The region’s commercial real estate markets are nearly parallel. In each of the five markets, retail is the leading product type with vast growth and limited ramifications of the economic downturn. However, the question remains whether or not retail can sustain the same rate of growth for much longer. Meanwhile, office and industrial are making a comeback in most of the cities after enduring a two-year slowdown.

St. Louis, the largest metropolitan area in the region, is the healthiest. Nearly every property type in the St. Louis market is performing well and is poised for further growth. The St. Louis office market is recovering with a gradual uptick in demand and a shallow speculative construction pipeline. The recent trend towards corporate consolidations is further fueling activity. Companies such as MCI WorldCom, MasterCard International and Express Scripts constructed new corporate facilities. Now, two more companies are continuing this trend, as CitiGroup and A.G. Edwards move into their new headquarters facilities.

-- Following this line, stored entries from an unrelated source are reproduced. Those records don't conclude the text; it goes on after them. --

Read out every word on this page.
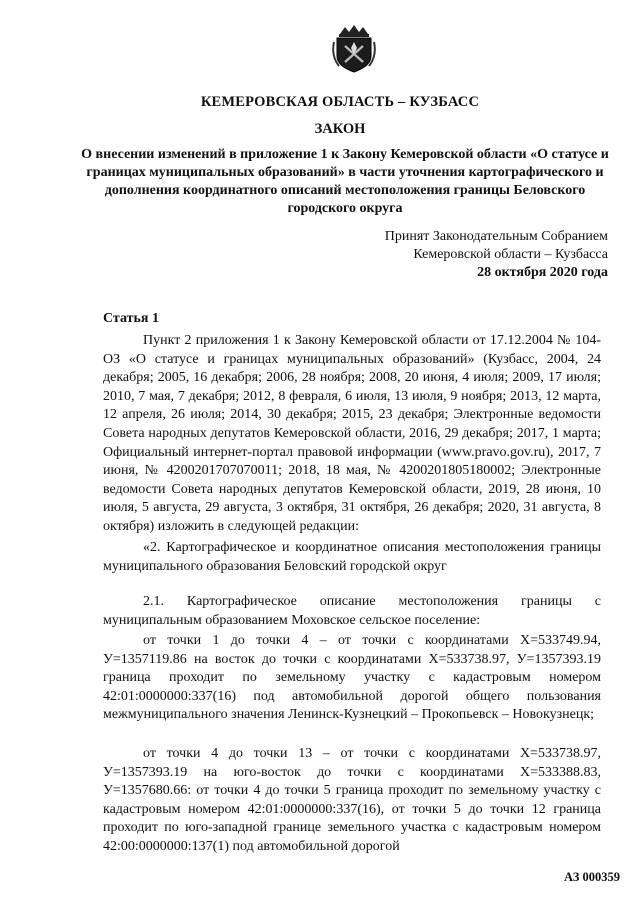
КЕМЕРОВСКАЯ ОБЛАСТЬ – КУЗБАСС
ЗАКОН
О внесении изменений в приложение 1 к Закону Кемеровской области «О статусе и границах муниципальных образований» в части уточнения картографического и дополнения координатного описаний местоположения границы Беловского городского округа
Принят Законодательным Собранием
Кемеровской области – Кузбасса
28 октября 2020 года
Статья 1
Пункт 2 приложения 1 к Закону Кемеровской области от 17.12.2004 № 104-ОЗ «О статусе и границах муниципальных образований» (Кузбасс, 2004, 24 декабря; 2005, 16 декабря; 2006, 28 ноября; 2008, 20 июня, 4 июля; 2009, 17 июля; 2010, 7 мая, 7 декабря; 2012, 8 февраля, 6 июля, 13 июля, 9 ноября; 2013, 12 марта, 12 апреля, 26 июля; 2014, 30 декабря; 2015, 23 декабря; Электронные ведомости Совета народных депутатов Кемеровской области, 2016, 29 декабря; 2017, 1 марта; Официальный интернет-портал правовой информации (www.pravo.gov.ru), 2017, 7 июня, № 4200201707070011; 2018, 18 мая, № 4200201805180002; Электронные ведомости Совета народных депутатов Кемеровской области, 2019, 28 июня, 10 июля, 5 августа, 29 августа, 3 октября, 31 октября, 26 декабря; 2020, 31 августа, 8 октября) изложить в следующей редакции:
«2. Картографическое и координатное описания местоположения границы муниципального образования Беловский городской округ
2.1. Картографическое описание местоположения границы с муниципальным образованием Моховское сельское поселение:
от точки 1 до точки 4 – от точки с координатами Х=533749.94, У=1357119.86 на восток до точки с координатами Х=533738.97, У=1357393.19 граница проходит по земельному участку с кадастровым номером 42:01:0000000:337(16) под автомобильной дорогой общего пользования межмуниципального значения Ленинск-Кузнецкий – Прокопьевск – Новокузнецк;
от точки 4 до точки 13 – от точки с координатами Х=533738.97, У=1357393.19 на юго-восток до точки с координатами Х=533388.83, У=1357680.66: от точки 4 до точки 5 граница проходит по земельному участку с кадастровым номером 42:01:0000000:337(16), от точки 5 до точки 12 граница проходит по юго-западной границе земельного участка с кадастровым номером 42:00:0000000:137(1) под автомобильной дорогой
АЗ 000359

Reimbursement of Property valuations

For the second consecutive quarter, demand for industrial space increased, posting positive absorption and stabilizing vacancies. A majority of the activity is taking place across the Mississippi River in Illinois in the 2,300- acre, Gateway Commerce Center. The giant warehouse/distribution park is prompting many companies, such as Proctor & Gamble, Dial Corporation, Unilever and Hershey Foods, to build large facilities here.

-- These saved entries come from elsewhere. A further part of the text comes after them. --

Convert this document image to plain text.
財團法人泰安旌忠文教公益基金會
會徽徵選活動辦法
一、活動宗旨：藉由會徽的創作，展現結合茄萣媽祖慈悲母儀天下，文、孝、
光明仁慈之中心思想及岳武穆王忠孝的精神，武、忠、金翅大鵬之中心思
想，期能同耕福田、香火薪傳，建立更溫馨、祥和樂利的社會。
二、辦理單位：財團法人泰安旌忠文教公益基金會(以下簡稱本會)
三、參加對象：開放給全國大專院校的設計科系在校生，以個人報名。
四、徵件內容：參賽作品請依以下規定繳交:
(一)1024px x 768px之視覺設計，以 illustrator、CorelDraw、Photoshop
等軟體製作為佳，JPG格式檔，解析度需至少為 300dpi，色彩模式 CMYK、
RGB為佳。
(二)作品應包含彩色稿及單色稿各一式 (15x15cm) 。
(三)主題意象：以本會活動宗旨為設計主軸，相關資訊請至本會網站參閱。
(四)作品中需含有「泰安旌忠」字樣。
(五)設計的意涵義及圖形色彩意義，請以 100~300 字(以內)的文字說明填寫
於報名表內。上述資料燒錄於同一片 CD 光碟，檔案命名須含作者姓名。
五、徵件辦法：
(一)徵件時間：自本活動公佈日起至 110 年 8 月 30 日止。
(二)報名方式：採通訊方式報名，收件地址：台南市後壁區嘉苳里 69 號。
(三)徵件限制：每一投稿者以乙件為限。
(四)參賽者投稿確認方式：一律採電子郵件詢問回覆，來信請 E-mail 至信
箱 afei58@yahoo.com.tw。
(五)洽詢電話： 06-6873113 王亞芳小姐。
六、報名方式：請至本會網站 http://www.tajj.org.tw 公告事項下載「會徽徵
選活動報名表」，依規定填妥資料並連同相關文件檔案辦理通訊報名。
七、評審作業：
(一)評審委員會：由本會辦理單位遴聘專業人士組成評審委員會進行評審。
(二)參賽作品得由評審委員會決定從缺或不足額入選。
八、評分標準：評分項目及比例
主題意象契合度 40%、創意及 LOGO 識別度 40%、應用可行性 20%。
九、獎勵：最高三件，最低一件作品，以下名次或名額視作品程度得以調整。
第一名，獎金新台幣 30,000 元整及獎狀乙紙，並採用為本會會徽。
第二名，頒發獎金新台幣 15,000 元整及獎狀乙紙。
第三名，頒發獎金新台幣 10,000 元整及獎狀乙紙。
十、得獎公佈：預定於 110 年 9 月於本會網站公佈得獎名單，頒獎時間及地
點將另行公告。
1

Our professionals of valuation solutions have a great knowledge big-box retailers continue to grow in St. Louis. Many developments are power centers anchored by large discounters such as Target and Wal-Mart. One of the largest retail developments in the area is St. Louis Mills, a 1.2-million-square- foot mall in Hazelwood. The mall has 18 anchors and more than 200 retailers, predominately discounters, illustrating the strength of discounters in today’s economy.

Kansas City is perhaps one of the more stable markets in the Great Plains region. A diverse economy and steady residential growth keeps the city on an even keel and shielded from any drastic changes in a given industry. Retail is developing in nearly every part of the metropolitan area. The largest of the recent projects is in Kansas City, Kansas, near the Kansas Speedway. Village West, a 400-acre development anchored by Nebraska Furniture Mart, Cabela’s Sporting Goods and Great Wolfe Lodge evolved into a retail destination. The Legends is the planned 1 million-square-foot shopping center component to Village West expected to kick-off construction in 2004.

The Kansas City office market did stumble somewhat in 2002, but the market proved its resiliency in 2003 by absorbing much of the space pushed on the market from corporate downsizing and restructuring. Vacancy peaked at 19.9 percent before declining to 18.2 percent. The office market is expected to continue improving over the course of the next two years as the economy strengthens and companies become more secure.